Table of Contents

Peggy Jo

Mistaking the map for the territory. Peggy Jo was John and Fay's second daughter. She was born in 1939, I think; my dad was called up for active duty in WWII while she was still a wee one. The young family was living in Fort Collins Colorado at the time, in the house that John built. I don't think Peggy remembered much about Fort Collins; at any rate she fell in love with Louisiana, my birth state, which is where she grew up. She always envied me Louisiana. We made a pact to trade birth states. I liked Colorado because it had mountains. She said it was boring because it's just a rectangle, not a cool-looking boot like Louisiana. I didn't see the fallacy at the time, and when Elaine Rankin made us read SI Hayakawa's Language in Thought and Action in twelfth grade, I didn't realize I had a genuine family example of mistaking the map for the territory. I just now saw that, in 2024. She and Tim made up words. My favorite was margelyhood, which she defined as the particular quality of being in an attic with the afternoon sun slanting in through a window such that you could see the motes of dust floating in the air. Atmospheric.

Halloween. Peggy got married and left while I was still small, but we kept in touch by letter. Peggy's letters were sometimes a work of art. I remember one I got near Halloween one year. At the bottom of the page she'd drawn a wonderful scene with her fountain pen. It was a cypress swamp with all kinds of spooks and monsters, really well drawn. She had a gift. She titled it Halloween Night in a Louisiana Swamp. I kept that letter for decades. Some mood music from The Pierces. A waltz!

The letter's long gone. Somewhere along the way I learned the secret of not holding on to stuff any longer than I have to.

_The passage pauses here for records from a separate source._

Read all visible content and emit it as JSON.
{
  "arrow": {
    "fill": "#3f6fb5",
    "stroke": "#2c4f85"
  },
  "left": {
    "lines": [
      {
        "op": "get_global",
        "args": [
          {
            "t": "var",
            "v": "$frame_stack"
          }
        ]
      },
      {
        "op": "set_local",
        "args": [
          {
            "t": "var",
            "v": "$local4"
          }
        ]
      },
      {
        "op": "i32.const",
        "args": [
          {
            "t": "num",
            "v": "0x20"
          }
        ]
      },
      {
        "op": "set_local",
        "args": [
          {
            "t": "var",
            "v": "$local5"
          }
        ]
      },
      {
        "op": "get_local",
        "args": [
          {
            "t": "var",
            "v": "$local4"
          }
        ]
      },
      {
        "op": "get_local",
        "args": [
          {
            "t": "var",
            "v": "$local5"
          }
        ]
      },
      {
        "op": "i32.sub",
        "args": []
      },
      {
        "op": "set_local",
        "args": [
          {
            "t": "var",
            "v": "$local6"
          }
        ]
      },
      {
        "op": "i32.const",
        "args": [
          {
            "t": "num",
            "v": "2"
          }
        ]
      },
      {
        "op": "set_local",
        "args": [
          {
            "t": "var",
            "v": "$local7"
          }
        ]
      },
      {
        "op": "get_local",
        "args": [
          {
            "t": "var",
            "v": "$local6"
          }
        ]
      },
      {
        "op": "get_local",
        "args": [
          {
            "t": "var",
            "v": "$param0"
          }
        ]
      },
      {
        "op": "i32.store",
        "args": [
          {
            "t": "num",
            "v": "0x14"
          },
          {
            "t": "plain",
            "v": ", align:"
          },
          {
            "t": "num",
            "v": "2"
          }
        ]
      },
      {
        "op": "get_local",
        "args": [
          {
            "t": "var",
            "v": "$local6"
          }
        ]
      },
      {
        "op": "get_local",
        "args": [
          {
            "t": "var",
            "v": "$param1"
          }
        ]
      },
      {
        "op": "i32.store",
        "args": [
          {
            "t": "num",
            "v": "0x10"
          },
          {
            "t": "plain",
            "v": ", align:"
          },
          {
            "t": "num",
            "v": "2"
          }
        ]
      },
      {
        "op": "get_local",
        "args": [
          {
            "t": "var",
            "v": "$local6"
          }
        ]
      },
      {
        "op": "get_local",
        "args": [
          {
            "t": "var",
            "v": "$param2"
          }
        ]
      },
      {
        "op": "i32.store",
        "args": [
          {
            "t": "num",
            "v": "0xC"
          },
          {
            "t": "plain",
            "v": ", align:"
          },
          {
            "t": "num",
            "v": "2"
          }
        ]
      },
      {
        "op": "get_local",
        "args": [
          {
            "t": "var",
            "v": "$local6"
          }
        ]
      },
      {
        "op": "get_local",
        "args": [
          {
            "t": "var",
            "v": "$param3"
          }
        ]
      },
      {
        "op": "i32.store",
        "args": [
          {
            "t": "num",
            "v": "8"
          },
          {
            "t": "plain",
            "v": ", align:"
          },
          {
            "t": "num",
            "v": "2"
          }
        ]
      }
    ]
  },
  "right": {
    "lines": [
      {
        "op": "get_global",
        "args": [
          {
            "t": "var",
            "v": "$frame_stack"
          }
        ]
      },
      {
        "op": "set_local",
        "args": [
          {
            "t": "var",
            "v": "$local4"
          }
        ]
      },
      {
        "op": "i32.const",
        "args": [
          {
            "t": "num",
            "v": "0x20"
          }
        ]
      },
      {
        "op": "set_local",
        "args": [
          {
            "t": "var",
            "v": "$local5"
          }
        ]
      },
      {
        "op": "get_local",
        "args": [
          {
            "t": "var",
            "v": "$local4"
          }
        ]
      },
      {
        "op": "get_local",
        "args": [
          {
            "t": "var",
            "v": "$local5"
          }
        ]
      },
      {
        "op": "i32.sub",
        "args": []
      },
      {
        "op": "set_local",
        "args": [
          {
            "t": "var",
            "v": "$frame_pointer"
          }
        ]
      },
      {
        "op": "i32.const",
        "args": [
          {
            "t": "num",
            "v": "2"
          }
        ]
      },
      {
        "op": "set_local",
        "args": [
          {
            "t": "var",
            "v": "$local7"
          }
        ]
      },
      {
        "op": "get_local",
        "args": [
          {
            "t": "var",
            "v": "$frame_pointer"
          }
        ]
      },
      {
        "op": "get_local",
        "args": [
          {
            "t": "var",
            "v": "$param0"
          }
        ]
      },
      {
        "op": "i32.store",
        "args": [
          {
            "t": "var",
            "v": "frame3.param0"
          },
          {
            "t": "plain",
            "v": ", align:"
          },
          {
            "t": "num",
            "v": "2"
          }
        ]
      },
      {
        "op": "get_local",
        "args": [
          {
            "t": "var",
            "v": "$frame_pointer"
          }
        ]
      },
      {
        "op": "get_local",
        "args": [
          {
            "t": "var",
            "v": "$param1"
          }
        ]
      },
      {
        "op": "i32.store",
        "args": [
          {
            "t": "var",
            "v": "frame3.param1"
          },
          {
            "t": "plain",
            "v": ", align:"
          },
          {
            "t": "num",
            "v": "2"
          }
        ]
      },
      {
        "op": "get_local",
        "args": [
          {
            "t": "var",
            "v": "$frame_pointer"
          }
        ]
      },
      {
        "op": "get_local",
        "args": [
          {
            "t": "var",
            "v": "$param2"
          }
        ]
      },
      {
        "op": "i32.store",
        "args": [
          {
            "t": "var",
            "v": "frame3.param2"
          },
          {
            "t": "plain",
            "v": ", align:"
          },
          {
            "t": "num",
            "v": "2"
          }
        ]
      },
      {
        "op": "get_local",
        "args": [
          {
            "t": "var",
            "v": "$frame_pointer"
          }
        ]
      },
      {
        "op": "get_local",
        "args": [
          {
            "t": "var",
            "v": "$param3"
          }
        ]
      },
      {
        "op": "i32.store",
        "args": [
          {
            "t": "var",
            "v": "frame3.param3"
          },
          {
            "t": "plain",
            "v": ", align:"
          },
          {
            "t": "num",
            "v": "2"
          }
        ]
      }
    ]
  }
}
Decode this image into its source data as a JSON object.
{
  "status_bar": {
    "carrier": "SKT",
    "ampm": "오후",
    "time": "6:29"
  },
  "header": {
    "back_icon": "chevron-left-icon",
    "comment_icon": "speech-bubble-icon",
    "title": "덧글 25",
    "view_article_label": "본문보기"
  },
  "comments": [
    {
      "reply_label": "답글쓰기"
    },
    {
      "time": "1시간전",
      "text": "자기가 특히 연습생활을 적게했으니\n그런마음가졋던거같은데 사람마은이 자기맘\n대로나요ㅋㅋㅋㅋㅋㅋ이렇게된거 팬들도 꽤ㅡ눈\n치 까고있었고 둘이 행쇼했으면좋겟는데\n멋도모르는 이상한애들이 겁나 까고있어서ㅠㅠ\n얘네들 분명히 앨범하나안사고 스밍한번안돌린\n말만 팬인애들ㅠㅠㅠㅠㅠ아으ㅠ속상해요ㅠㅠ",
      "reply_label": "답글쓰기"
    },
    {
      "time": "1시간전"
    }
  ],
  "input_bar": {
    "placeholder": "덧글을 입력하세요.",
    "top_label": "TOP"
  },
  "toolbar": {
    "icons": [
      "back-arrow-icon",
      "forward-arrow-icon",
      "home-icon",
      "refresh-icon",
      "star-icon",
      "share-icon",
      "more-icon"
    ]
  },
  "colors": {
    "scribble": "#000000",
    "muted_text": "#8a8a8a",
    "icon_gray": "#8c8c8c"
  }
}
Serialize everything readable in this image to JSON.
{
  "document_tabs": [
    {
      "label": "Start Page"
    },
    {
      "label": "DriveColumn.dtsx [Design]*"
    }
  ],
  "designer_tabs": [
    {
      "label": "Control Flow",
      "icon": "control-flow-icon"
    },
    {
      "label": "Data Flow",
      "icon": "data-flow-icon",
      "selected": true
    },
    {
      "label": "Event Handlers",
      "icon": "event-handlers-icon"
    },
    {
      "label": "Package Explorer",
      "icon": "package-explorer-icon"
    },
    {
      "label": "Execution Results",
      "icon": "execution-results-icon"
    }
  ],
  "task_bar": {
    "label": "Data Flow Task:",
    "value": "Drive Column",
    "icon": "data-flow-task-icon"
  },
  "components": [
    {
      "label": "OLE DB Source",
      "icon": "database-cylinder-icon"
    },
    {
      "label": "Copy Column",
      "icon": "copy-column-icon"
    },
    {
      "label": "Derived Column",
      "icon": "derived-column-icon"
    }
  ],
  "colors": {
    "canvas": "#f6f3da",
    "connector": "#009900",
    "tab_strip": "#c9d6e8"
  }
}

Husbands. Peggy got married three times, to three wildly different guys. Number one was Larry the Grunt, as in Marine. The Marines gave him a medical discharge after god knows what miseries in Korea. He was mentally unstable. A bit like Tony but without the charm, wit, or success in life. Larry didn't beat Peggy, but he found other ways to make her miserable. To put the icing on the cake, their daughter Sue was profoundly retarded, to use the language of the day. Larry disappeared and Peggy threw herself into caring for Sue, but Sue needed full time nursing care. She disappeared into Florida's institutionalized care. Peggy mourned Sue all her life. While Larry was serving they lived wherever the Marines put him when he was not in Korea. We visited them on a family trip out west. They were living in a trailer with the Stars and Bars in the window in Twentynine Palms California. The desert may have its own severe beauty, but that patch of the Mojave just felt like hell to me.

Yellow Bird. Husband number two was Peter the Playboy. Peter was flamboyant, always up to something, some new scheme or adventure. He wooed Peggy with candlelight and roses. Spur of the moment trips to some exotic… well, Pompano Beach. He drove a black Austin Healy Sprite. On both front fenders he'd had it inscribed Peter's Yellow Bird. Which seemed odd on a black car. He explained to me it was a reference to this song.

For Peter, that song symbolized freedom and adventure. I still can't figure out what he was reading into the lyrics. One day he took me for a ride in the Yellow Bird. We zoomed up the Blue Ridge Parkway, tires squealing, fishtailing the turns. Call it anything you like, just take me for a ride! Peter's flamboyant adventures eventually exceeded the confines of monogamy. Divorce number two.

Third one's the charm. Peggy's third husband was everything she ever hoped for, and far as I could ever see. He was kind, attentive, reliable. Not given to flights of fancy. I'd like to think they had many years of wedded bliss. Unfortunately, Peggy's body was a ticking time bomb, set to start going off in middle age.

Ecstasy. Peggy had CREST syndrome, which eventually killed her. She starved to death surrounded by prosperity. As she got older, she had to be more careful to stay in a warm environment because of Raynaud's, the R in CREST. I had Raynaud's for most of my life. It seems to have gone away. Sleeping in my car was a good test for that and I passed. CREST made Peggy weak. She had to be careful about everything, taking no risks. She could never challenge herself to make progress with love. Making progress always pushes me out of what's comfortable and familiar. When I succeed in making progress I'm in a new state. That feels tingly and warm, a very nice feeling, the feeling of ecstasy. Standing outside my own state in a brand new one. That feeling never lasts. The new state becomes my new normal. I used to long for that feeling of ecstasy and be disappointed when it faded but that's silly. I'm still in the new state, I'm just used to it now and it feels normal.